Kapur was one of seven students who discussed living with disabilities as part of the SSD Student Advisory Board event speakABLE at Hatcher Graduate Library where each student spoke individually about their experiences.

Kapur discussed his frustration with being rejected after 22 consecutive job interviews. As a Ross student, one of the top business schools in the country, Kapur said he realized that discrimination was playing a factor.

During a meeting with a representative from General Motors, the representative told Kapur that he had not interviewed someone in a wheelchair in the past 15 years.

“The University of Michigan emphasizes diversity,” Kapur said. “But I feel the University could excel more at teaching us how to deal with a world that isn’t as open to diversity as we would hope.”
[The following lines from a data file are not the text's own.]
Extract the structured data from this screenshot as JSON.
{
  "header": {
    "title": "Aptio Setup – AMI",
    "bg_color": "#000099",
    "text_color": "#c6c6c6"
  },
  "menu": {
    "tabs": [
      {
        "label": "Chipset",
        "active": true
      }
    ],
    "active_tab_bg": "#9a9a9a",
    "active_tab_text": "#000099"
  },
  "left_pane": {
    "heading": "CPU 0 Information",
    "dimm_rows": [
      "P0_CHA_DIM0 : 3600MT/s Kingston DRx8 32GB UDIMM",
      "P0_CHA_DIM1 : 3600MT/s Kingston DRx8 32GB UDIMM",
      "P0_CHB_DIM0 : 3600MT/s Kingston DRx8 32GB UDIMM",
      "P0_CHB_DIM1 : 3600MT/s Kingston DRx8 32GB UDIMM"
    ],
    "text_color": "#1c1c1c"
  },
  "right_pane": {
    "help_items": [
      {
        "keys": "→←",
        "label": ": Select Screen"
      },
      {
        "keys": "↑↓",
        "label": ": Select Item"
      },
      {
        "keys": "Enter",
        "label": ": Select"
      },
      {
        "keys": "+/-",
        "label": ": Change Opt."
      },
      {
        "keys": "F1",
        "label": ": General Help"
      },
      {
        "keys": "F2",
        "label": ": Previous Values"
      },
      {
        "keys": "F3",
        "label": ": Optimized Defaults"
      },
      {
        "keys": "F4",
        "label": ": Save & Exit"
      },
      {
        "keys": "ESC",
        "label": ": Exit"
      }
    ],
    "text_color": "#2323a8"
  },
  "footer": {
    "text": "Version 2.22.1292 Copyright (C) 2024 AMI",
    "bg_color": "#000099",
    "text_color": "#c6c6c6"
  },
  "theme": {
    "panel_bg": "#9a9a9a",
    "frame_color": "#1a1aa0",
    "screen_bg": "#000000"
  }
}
Rackham student Alison Stroud, who is deaf, said that she felt comfortable coming to the University as a student with a disability, but thinks there are improvements that could be implemented.
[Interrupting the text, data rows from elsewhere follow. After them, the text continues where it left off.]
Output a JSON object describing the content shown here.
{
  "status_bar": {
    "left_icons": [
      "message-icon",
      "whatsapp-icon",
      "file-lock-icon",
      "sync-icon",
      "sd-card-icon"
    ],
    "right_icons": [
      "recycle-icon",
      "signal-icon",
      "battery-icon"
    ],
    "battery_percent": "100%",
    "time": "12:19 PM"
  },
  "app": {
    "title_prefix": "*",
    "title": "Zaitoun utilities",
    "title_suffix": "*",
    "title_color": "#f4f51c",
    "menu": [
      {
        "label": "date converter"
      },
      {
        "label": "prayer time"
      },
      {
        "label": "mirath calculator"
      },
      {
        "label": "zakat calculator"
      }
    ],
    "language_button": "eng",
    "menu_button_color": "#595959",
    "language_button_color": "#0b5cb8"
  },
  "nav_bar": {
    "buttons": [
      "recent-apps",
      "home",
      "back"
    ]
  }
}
Stroud said that as a freshman, she had some of the most difficulty when attending mass meetings and speaker events. She said she wants the University to consider making screens with transcripts, such as the one at the SSD event, present at most events.

Stroud added that she would like the University to expand its course offerings featuring disabilities, especially since the University does not have a disabilities studies curriculum.

LSA junior Ryan Bartholomew, chair of Central Student Government’s Commission on Campus Accessibility and Disability Affairs, discussed his experience as a transfer student living in North Quad with a roommate with a disability. He said they quickly became close friends.

Bartholomew said he realized the “deplorable” evacuation protocols for students with mobility impairment during an unplanned fire drill in North Quad last year. He said DPS did not have a realistic plan for evacuating students with disabilities, and the North Quad resident advisors neglected the issue. Bartholomew and his roommate met with University representatives, who were “shocked” at the state of the current protocols to reform the policies.

LSA junior Callan Luch spoke of her experience of being afflicted by previously undiagnosed schizoaffective disorder while at the University. She was diagnosed in Dec. 2013. The University was supportive and, since her return, she has seen a psychiatrist through the University Health System and a psychologist through CAPS.

Luch added that the University’s Office of Financial Aid awarded her a scholarship to cover her hospital bill of more than $11,000 after her initial stay.

Luch said that she wants to be an advocate for defying negative stereotypes about people with disabilities and mental illness.

“I am not what happened to me,” Luch said. “I am what I choose to be.”

LSA sophomore Drew Clayborn broke his neck while performing a back flip four years ago. He said that with the diversity present on campus, students can always find others they are similar to, but it is more difficult to find students willing to reach outside their comfort zones to people who are different from them.

Bartholomew discussed the theme of “otherness” and how society views people with disabilities fearfully as others. Bartholomew said this is a dangerous narrative.

Social Work student Lloyd Shelton said many view disability as a limiting term that assumes people with these characteristics are weaker and less than others.

“This is not what I saw of everyone who spoke today,” Shelton said. “When I look around the room I don’t see weakness … I see greatness and I see victors. I see champions.”

Clarifacation:A previous version of this article did not mention that LSA junior Callan Luch’s schizo-affective disorder was diagnosed. It was initially undiagnosed during her time at the University. An updated version reflects that it was diagnosed in Dec. 2013.